3.Slowing down when the situation requires it

This is comes up mostly in professional situations. Typically, I like pragmatism and doing tasks right away when possible. I do not enjoy waiting on third party collaborators who need to deliver something that blocks my progress. However, this is inevitable, and professionally, it is unavoidable. I learned to slow down when delayed, and use the extra time to advance on other tasks, or occupy it with something productive. It is an exercise of patience, as I need to shift my focus from the priority task until I can continue it, and focus on something else until the opportunity comes. Shifting the focus is not something that comes easy, and it is in a way similar to the meditation technique, as I need to constantly re-align my focus from the top priority task to lower priority ones.

Conclusion

Expertise is a field is something that anyone can achieve but which is not achieved by everyone.

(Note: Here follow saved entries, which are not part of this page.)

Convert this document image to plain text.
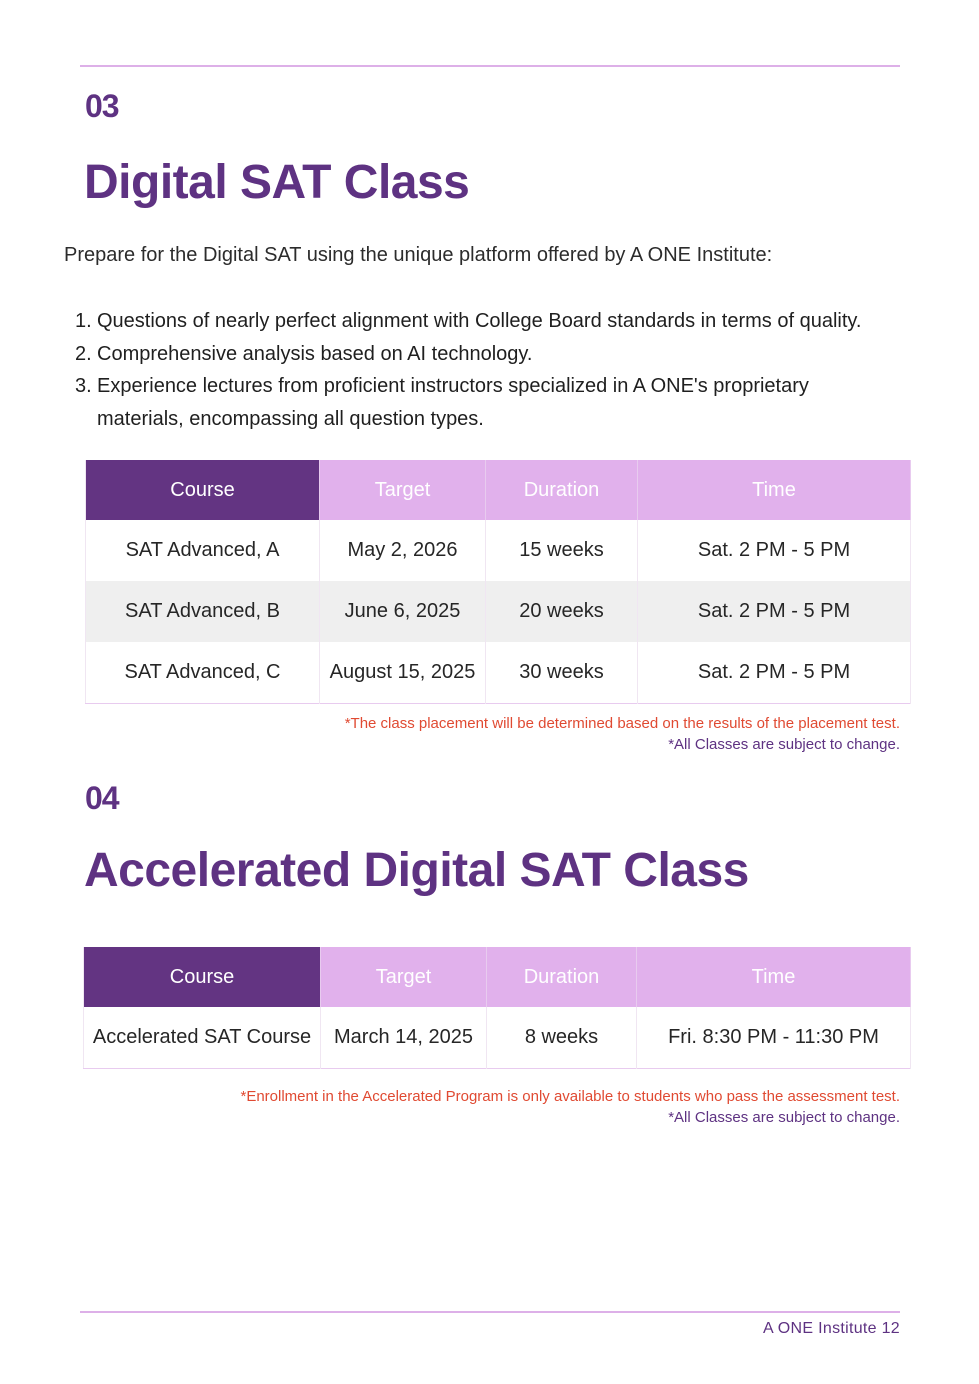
03

Digital SAT Class

Prepare for the Digital SAT using the unique platform offered by A ONE Institute:

1. Questions of nearly perfect alignment with College Board standards in terms of quality.
2. Comprehensive analysis based on AI technology.
3. Experience lectures from proficient instructors specialized in A ONE's proprietary materials, encompassing all question types.
Course	Target	Duration	Time
SAT Advanced, A	May 2, 2026	15 weeks	Sat. 2 PM - 5 PM
SAT Advanced, B	June 6, 2025	20 weeks	Sat. 2 PM - 5 PM
SAT Advanced, C	August 15, 2025	30 weeks	Sat. 2 PM - 5 PM

*The class placement will be determined based on the results of the placement test.

*All Classes are subject to change.

04

Accelerated Digital SAT Class
Course	Target	Duration	Time
Accelerated SAT Course	March 14, 2025	8 weeks	Fri. 8:30 PM - 11:30 PM

*Enrollment in the Accelerated Program is only available to students who pass the assessment test.

*All Classes are subject to change.

A ONE Institute 12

Most people give up on the way or don’t even make a single effort for it. If you are reading this you probably have more ambition than the aforementioned crowd and, like me, you strive to be an expert in at least one field.

In my opinion there is a dumb way and a smart way to achieve the experise. I used the dump way in the begining of my programming career, but I understood soon there’s a smart way as well. And this way has some prerequirements, none of which are technical and all of which are chained together. Patience is the first link in the chain. The next one is discipline, and I’m going to write about it next.